We first demonstrate that the limiting null distributions of the rank statistics
coincide with those derived by previous authors who assume either independent and
identically distributed (i.i.d.) or (strict and covariance) stationary martingale difference
innovations.We then propose wild bootstrap implementations of the cointegrating
rank tests and demonstrate that the associated bootstrap rank statistics replicate
the first-order asymptotic null distributions of the rank statistics. We show that the
same is also true of the corresponding rank tests based on the i.i.d. bootstrap of
Swensen (2006, Econometrica 74, 1699–1714).
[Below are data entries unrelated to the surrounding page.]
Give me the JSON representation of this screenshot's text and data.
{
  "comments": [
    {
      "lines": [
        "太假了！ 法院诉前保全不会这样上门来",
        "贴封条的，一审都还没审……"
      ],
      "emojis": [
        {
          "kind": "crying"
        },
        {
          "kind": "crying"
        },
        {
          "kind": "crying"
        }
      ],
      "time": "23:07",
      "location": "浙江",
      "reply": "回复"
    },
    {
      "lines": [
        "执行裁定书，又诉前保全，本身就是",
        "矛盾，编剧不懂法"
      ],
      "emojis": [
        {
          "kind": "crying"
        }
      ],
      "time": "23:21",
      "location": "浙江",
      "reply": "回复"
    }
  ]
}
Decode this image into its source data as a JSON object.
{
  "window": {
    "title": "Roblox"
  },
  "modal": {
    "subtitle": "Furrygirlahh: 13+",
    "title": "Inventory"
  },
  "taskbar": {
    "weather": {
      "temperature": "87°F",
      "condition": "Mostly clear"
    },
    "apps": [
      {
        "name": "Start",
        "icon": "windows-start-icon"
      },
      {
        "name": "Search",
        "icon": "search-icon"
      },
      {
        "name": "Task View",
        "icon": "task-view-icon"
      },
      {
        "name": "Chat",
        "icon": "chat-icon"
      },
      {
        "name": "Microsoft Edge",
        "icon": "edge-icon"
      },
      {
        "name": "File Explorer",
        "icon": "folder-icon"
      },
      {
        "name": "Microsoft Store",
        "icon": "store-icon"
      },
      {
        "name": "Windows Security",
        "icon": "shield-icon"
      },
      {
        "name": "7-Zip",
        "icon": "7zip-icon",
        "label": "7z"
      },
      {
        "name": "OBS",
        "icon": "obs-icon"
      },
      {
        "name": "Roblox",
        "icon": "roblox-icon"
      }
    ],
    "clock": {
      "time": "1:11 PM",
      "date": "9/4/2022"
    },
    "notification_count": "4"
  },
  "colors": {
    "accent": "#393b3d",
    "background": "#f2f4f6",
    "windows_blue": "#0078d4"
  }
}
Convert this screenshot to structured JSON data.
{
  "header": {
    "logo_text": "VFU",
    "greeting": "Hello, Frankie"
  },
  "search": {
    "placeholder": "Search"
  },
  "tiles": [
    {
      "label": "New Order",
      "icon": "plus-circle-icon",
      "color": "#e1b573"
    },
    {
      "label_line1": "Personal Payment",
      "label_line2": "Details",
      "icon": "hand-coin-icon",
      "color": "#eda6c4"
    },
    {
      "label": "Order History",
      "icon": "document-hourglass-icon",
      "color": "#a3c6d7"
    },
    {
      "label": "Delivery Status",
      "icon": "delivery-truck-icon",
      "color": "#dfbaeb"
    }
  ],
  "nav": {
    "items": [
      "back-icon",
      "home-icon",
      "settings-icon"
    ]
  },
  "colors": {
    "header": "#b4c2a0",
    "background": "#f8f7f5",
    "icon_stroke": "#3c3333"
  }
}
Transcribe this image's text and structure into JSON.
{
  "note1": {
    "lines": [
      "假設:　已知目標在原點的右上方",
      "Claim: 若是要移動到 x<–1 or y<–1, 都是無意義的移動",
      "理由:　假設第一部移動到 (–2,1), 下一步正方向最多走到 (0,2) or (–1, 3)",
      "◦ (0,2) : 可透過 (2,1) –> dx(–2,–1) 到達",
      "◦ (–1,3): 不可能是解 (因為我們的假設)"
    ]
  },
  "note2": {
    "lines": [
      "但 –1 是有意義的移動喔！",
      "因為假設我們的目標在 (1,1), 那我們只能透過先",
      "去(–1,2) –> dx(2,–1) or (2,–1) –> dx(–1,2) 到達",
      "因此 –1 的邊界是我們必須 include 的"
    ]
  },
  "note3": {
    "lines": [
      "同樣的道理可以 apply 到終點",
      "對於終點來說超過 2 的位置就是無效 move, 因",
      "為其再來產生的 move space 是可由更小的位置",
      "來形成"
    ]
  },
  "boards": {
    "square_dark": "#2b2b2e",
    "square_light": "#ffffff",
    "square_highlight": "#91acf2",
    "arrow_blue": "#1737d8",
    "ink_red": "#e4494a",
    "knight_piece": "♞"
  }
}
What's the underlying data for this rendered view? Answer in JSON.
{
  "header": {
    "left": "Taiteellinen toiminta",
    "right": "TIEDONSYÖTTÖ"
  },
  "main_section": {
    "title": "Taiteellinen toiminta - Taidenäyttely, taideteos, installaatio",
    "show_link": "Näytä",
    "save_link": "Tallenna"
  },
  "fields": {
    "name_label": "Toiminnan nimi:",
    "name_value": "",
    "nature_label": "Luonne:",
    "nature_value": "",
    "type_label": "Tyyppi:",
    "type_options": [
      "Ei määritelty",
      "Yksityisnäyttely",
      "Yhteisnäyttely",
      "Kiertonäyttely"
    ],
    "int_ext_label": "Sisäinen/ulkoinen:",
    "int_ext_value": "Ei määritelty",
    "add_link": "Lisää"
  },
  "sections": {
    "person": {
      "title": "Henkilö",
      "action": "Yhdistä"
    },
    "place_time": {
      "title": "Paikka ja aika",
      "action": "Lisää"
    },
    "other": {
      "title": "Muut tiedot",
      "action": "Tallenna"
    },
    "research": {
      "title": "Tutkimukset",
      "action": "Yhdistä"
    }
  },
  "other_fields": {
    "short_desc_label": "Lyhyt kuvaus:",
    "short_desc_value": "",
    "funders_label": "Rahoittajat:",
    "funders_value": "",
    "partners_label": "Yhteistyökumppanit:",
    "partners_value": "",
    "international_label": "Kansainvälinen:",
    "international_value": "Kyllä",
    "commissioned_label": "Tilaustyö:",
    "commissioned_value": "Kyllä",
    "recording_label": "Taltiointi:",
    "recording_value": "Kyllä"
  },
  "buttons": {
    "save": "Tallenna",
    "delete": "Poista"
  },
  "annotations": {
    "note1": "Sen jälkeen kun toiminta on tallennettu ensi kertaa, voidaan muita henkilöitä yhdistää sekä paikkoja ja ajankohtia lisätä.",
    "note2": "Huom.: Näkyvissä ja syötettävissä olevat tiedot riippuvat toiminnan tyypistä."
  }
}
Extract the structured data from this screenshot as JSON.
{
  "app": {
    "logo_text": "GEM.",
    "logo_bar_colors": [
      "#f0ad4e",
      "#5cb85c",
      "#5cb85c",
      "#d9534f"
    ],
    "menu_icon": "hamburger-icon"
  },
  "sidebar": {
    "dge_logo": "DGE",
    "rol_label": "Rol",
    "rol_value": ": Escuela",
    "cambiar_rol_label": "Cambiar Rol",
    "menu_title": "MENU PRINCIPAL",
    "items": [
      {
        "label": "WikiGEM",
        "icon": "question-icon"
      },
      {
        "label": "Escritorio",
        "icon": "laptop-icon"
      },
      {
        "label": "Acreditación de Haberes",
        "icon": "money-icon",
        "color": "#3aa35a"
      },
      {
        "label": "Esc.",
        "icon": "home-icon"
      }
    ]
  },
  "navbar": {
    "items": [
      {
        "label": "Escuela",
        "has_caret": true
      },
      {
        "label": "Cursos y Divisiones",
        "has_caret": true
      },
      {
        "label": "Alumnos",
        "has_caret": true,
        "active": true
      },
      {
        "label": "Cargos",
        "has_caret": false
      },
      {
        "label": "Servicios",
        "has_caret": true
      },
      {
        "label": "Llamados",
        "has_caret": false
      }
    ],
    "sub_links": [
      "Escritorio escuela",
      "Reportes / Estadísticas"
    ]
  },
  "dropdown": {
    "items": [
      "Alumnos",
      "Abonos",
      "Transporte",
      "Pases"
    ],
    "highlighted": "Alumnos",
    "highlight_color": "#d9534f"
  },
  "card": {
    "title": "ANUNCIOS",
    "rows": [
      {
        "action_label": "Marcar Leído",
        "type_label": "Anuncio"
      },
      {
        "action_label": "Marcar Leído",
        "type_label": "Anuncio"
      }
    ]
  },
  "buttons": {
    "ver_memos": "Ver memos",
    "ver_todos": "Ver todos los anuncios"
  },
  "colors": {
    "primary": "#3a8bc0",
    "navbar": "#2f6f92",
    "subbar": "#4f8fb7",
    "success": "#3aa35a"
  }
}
The wild bootstrap, however, has
the important property that, unlike the i.i.d. bootstrap, it preserves in the resampled
data the pattern of heteroskedasticity present in the original shocks. Consistent with
this, numerical evidence suggests that, relative to tests based on the asymptotic critical
values or the i.i.d. bootstrap, the wild bootstrap rank tests perform very well in
small samples under a variety of conditionally heteroskedastic innovation processes.
An empirical application to the term structure of interest rates is given.